We propose to develop a system to enable discovery of the full potential value of massive raw Internet end-to-end path measurement data sets.
Principal Investigator(s): kc claffy
Funding source: NSF CNS-1925729. Period of performance: September 1, 2019 - August 31, 2022.
Project Summary
Internet cartography has emerged as a new field of computer as well as network science, with several global Internet measurement infrastructures executing comprehensive topology mapping measurement experiments, continuously, for years.
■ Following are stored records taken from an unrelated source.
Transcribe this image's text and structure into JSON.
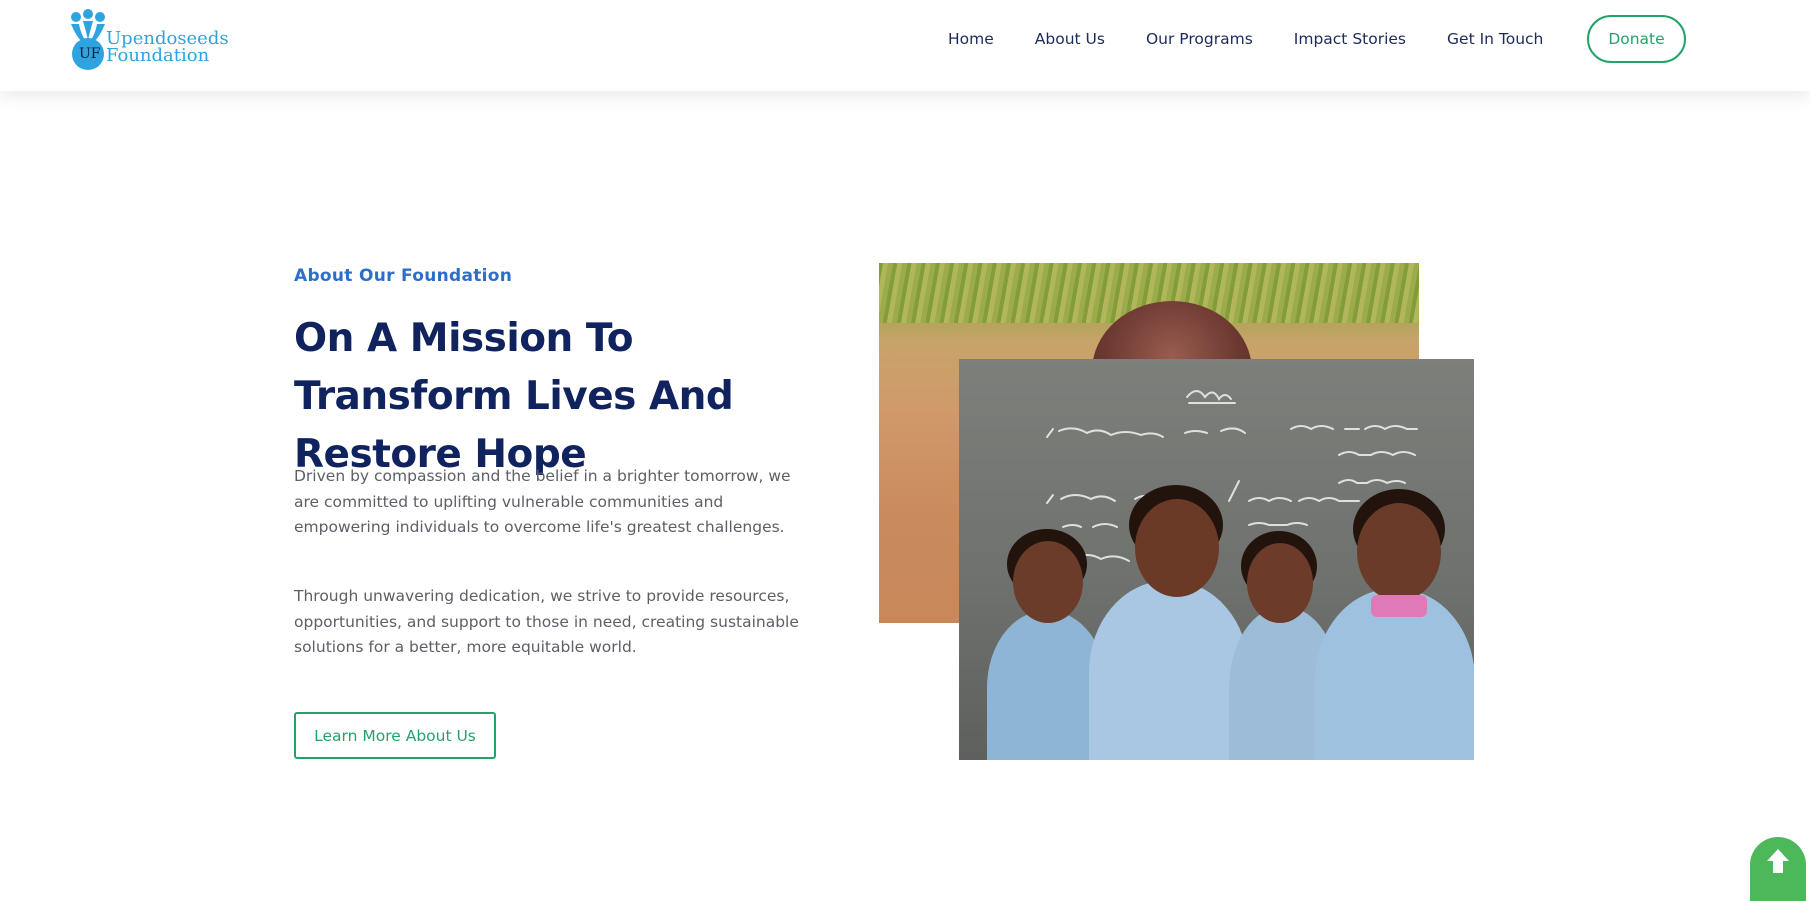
{
  "brand": {
    "logo_line1": "Upendoseeds",
    "logo_line2": "Foundation",
    "logo_mark": "UF",
    "color_primary": "#2ea3e0",
    "color_accent": "#23a36a",
    "color_heading": "#10235f"
  },
  "nav": {
    "items": [
      {
        "label": "Home"
      },
      {
        "label": "About Us"
      },
      {
        "label": "Our Programs"
      },
      {
        "label": "Impact Stories"
      },
      {
        "label": "Get In Touch"
      }
    ],
    "donate_label": "Donate"
  },
  "about": {
    "eyebrow": "About Our Foundation",
    "headline": "On A Mission To Transform Lives And Restore Hope",
    "paragraph1": "Driven by compassion and the belief in a brighter tomorrow, we are committed to uplifting vulnerable communities and empowering individuals to overcome life's greatest challenges.",
    "paragraph2": "Through unwavering dedication, we strive to provide resources, opportunities, and support to those in need, creating sustainable solutions for a better, more equitable world.",
    "cta_label": "Learn More About Us"
  },
  "images": {
    "back_photo": "child-portrait-photo",
    "front_photo": "schoolgirls-chalkboard-photo"
  },
  "icons": {
    "back_to_top": "arrow-up-icon"
  }
}
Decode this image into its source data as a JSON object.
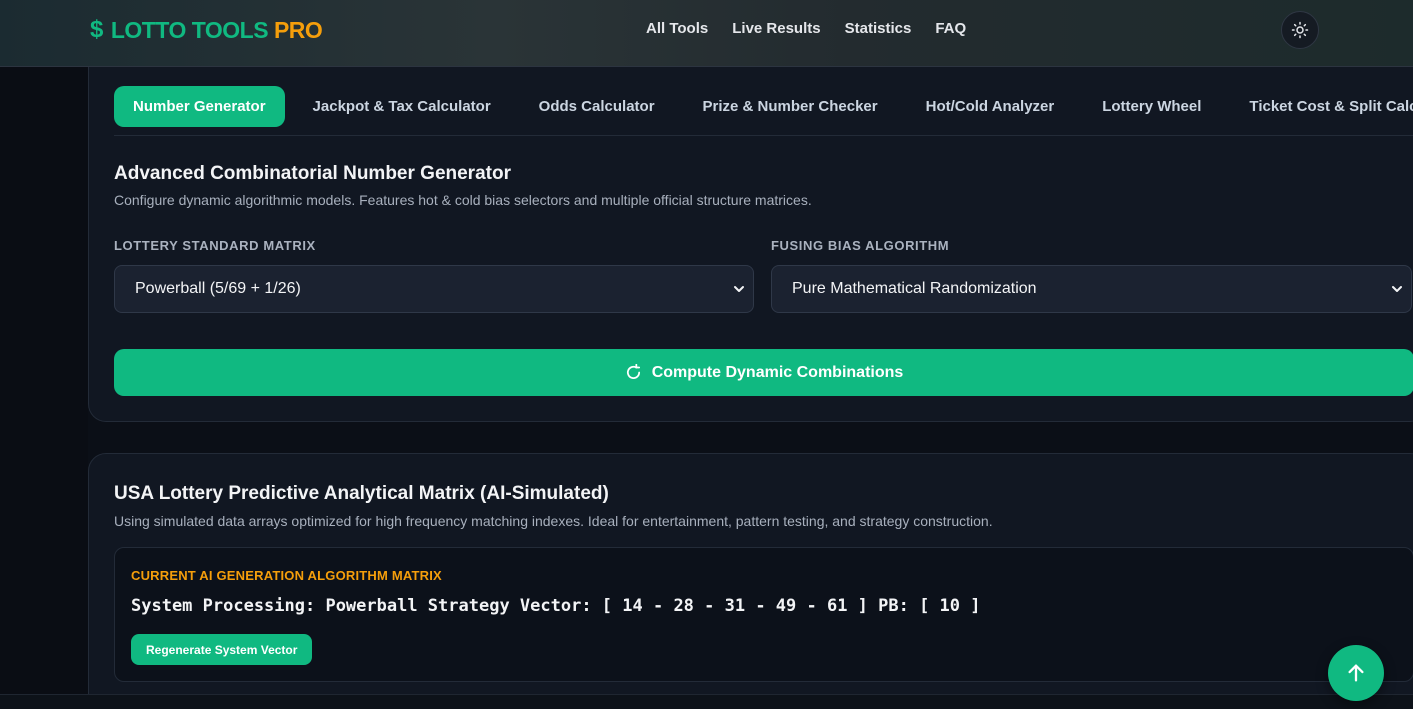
{
  "brand": {
    "dollar": "$",
    "name": "LOTTO TOOLS",
    "suffix": "PRO",
    "accent": "#10b981",
    "suffix_color": "#f59e0b"
  },
  "nav": {
    "items": [
      "All Tools",
      "Live Results",
      "Statistics",
      "FAQ"
    ]
  },
  "theme_toggle_icon": "sun-icon",
  "tabs": [
    {
      "label": "Number Generator",
      "active": true
    },
    {
      "label": "Jackpot & Tax Calculator",
      "active": false
    },
    {
      "label": "Odds Calculator",
      "active": false
    },
    {
      "label": "Prize & Number Checker",
      "active": false
    },
    {
      "label": "Hot/Cold Analyzer",
      "active": false
    },
    {
      "label": "Lottery Wheel",
      "active": false
    },
    {
      "label": "Ticket Cost & Split Calc",
      "active": false
    }
  ],
  "generator": {
    "title": "Advanced Combinatorial Number Generator",
    "description": "Configure dynamic algorithmic models. Features hot & cold bias selectors and multiple official structure matrices.",
    "matrix_label": "LOTTERY STANDARD MATRIX",
    "matrix_value": "Powerball (5/69 + 1/26)",
    "bias_label": "FUSING BIAS ALGORITHM",
    "bias_value": "Pure Mathematical Randomization",
    "compute_label": "Compute Dynamic Combinations"
  },
  "predictive": {
    "title": "USA Lottery Predictive Analytical Matrix (AI-Simulated)",
    "description": "Using simulated data arrays optimized for high frequency matching indexes. Ideal for entertainment, pattern testing, and strategy construction.",
    "matrix_label": "CURRENT AI GENERATION ALGORITHM MATRIX",
    "vector_text": "System Processing: Powerball Strategy Vector: [ 14 - 28 - 31 - 49 - 61 ] PB: [ 10 ]",
    "regenerate_label": "Regenerate System Vector"
  },
  "scroll_top_icon": "arrow-up-icon"
}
UCSD's Center for Applied Internet Data Analysis (CAIDA) has operated the longest-running of these measurement infrastructure platforms (Archipelago), which has supported scientific measurement experiments of the global Internet since September 2007. This platform has collected 90 billion traceroutes in 39 TB of files, growing 16 billion traces and 7 TB annually (5-year doubling rate). These data sets have already yielded impacts across a broad range of CISE sub-disciplines. Yet the biggest remaining obstacle to even more productive scientific use of this unbounded wealth of information is infrastructural: the lack of an easy-to-use and analytically powerful exploratory interface to the data.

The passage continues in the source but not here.